The American Cancer Society (ACS) has made sweeping changes in its new cervical cancer screening guidelines published July 30, including a shift to primary HPV testing, with no cytology, as the preferred screening method.
The ACS published a 2020 update to guidelines for cervical cancer screening for individuals at average risk in its publication CA: A Cancer Journal for Clinicians online July 30. Guidelines were last updated in 2012.
One key change is a shift in favor of HPV testing (no Pap test) with a product approved by the U.S. Food and Drug Administration (FDA) for primary screening. Screening should be conducted every five years between the ages of 25 and 65. Cotesting -- dual HPV and traditional Pap -- every five years is relegated as a transitional option for use in areas that don't have access to primary HPV screening.

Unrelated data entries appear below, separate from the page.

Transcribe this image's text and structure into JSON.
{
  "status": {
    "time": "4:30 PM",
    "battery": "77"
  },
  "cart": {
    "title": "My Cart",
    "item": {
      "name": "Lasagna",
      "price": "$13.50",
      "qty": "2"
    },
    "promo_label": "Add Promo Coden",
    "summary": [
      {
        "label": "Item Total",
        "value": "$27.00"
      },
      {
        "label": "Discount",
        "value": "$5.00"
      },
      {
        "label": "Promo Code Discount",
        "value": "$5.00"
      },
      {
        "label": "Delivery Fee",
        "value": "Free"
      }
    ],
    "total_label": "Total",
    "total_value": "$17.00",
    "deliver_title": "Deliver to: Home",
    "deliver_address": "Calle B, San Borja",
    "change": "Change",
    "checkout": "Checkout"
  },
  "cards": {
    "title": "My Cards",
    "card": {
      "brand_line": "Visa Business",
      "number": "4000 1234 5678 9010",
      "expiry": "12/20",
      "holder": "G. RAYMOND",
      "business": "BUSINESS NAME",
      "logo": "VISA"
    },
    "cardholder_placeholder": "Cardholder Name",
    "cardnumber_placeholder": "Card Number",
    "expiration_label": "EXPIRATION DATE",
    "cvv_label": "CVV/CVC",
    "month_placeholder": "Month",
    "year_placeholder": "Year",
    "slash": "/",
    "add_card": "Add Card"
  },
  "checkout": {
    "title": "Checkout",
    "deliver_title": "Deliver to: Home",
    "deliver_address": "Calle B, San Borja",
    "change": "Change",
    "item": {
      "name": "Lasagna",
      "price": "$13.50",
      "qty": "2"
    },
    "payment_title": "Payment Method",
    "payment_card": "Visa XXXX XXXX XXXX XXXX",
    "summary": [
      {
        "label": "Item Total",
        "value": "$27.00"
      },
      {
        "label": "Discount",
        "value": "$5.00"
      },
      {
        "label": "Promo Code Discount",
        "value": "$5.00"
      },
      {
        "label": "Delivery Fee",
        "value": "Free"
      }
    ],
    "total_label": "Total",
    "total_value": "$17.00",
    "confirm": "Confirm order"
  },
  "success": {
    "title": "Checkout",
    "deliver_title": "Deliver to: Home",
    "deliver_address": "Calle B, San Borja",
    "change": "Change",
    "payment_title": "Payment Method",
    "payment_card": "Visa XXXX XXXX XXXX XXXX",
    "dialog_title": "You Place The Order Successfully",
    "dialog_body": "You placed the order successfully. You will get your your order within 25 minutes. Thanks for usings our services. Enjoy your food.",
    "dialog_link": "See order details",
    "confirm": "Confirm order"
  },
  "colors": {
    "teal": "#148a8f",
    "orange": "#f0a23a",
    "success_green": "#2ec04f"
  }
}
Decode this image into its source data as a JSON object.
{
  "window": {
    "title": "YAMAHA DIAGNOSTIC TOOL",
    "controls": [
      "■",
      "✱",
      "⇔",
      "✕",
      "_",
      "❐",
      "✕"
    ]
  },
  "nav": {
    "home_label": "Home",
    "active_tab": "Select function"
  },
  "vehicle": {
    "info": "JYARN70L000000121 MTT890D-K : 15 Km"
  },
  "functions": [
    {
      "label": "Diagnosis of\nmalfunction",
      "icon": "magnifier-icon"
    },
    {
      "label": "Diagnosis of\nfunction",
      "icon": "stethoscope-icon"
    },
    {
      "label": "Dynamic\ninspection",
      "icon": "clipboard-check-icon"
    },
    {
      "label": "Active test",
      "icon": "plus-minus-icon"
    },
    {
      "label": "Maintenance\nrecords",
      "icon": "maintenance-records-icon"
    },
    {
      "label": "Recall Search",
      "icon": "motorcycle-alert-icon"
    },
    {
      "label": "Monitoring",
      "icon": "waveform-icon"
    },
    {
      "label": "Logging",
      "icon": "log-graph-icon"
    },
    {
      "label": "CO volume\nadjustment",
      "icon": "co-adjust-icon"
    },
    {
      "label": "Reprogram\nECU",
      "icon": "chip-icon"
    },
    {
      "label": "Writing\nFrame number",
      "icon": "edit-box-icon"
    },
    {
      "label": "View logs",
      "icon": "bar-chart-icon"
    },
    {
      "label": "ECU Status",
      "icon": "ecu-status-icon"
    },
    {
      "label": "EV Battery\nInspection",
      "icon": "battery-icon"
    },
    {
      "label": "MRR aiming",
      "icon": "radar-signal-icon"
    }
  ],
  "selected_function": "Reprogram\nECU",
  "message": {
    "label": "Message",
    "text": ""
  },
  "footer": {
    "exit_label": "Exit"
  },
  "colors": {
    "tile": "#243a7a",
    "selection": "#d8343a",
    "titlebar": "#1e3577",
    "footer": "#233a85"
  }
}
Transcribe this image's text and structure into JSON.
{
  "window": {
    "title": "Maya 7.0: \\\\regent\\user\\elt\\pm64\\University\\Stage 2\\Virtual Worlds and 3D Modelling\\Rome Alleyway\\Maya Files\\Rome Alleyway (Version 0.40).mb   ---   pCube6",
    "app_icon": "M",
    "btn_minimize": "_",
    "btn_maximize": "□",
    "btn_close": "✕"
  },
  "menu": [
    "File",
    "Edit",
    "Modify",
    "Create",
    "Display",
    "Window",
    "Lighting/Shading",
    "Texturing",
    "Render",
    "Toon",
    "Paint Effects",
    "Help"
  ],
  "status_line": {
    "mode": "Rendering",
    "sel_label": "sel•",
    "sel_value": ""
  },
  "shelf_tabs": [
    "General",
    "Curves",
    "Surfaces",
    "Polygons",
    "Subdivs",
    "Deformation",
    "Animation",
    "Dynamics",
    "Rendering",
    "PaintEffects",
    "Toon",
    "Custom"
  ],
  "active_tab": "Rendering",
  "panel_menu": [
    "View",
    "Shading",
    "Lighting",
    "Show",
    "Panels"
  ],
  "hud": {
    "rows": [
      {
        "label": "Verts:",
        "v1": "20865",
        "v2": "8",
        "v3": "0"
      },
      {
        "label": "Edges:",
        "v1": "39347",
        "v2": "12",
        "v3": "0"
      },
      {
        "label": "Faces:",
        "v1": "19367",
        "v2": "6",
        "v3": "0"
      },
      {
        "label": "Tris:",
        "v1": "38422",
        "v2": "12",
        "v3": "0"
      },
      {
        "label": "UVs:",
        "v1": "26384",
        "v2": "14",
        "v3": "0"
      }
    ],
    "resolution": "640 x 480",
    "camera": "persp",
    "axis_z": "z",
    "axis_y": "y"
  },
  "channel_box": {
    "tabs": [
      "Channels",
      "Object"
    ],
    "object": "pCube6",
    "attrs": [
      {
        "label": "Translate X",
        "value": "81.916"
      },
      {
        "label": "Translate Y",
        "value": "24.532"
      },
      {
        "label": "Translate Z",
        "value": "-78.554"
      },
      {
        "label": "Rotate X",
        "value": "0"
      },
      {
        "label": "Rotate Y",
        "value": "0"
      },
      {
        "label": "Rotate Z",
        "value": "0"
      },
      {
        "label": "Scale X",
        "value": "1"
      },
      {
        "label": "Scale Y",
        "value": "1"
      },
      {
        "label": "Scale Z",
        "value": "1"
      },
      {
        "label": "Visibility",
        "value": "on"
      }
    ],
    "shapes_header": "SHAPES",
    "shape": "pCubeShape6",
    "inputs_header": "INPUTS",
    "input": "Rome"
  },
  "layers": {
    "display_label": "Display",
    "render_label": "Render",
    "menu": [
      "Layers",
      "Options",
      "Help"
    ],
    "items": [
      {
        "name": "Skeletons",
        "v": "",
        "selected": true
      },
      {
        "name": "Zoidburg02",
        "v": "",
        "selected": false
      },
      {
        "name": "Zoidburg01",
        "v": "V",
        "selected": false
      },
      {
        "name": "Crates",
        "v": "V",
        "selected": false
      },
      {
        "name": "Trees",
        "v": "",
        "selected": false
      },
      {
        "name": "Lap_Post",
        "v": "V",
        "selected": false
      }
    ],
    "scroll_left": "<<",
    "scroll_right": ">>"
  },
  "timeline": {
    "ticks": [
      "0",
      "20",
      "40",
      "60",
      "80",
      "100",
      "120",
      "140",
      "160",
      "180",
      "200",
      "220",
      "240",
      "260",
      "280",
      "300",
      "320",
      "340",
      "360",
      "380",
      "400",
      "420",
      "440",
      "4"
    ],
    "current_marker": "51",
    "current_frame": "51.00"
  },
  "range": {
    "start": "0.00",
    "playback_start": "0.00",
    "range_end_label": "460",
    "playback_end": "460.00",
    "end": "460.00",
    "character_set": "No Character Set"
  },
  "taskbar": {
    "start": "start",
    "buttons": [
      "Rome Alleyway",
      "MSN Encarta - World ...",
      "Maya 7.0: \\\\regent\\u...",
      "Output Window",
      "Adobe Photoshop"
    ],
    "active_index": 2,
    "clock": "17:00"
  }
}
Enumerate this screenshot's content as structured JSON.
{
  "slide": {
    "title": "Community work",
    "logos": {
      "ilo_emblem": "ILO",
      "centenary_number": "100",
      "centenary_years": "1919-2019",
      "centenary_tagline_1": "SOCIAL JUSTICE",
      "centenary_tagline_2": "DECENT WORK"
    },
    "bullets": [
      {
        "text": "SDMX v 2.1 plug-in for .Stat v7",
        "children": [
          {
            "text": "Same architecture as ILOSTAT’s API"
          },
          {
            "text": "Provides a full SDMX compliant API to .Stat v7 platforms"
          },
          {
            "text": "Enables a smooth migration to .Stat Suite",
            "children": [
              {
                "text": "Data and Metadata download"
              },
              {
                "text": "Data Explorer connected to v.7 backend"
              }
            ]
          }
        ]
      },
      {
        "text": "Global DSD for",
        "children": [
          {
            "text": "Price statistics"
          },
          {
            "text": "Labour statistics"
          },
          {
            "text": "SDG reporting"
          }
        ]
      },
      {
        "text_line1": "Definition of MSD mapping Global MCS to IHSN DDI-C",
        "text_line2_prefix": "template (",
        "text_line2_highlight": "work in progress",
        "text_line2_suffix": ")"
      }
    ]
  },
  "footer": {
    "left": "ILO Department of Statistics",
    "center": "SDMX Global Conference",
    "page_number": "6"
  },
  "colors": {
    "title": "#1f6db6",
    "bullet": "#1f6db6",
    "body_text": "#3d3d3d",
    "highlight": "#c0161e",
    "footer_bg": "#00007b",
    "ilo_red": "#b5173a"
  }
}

Cytology alone every three years is another transitional option.
Two primary HPV testing products have the stamp of approval from the FDA for the detection of DNA in high-risk strains of HPV in cervical samples -- Roche's cobas HPV, which was cleared in 2014, and Onclarity HPV from Becton Dickinson (BD), cleared in 2018.
Another key change from the 2012 edition is a recommendation for screening to start at age 25, rather than at age 21. Those over the age of 65 who have been having tests routinely and were negative do not need further screening, which is in line with the last version of the guidelines.
The ACS indicated that those who test positive on HPV and/or cytology should be managed according to risk-based management consensus guidelines published in 2019 by the American Society for Colposcopy and Cervical Pathology (Journal of Lower Genital Tract Disease, April 2020, Vol. 24:2, pp. 87-89).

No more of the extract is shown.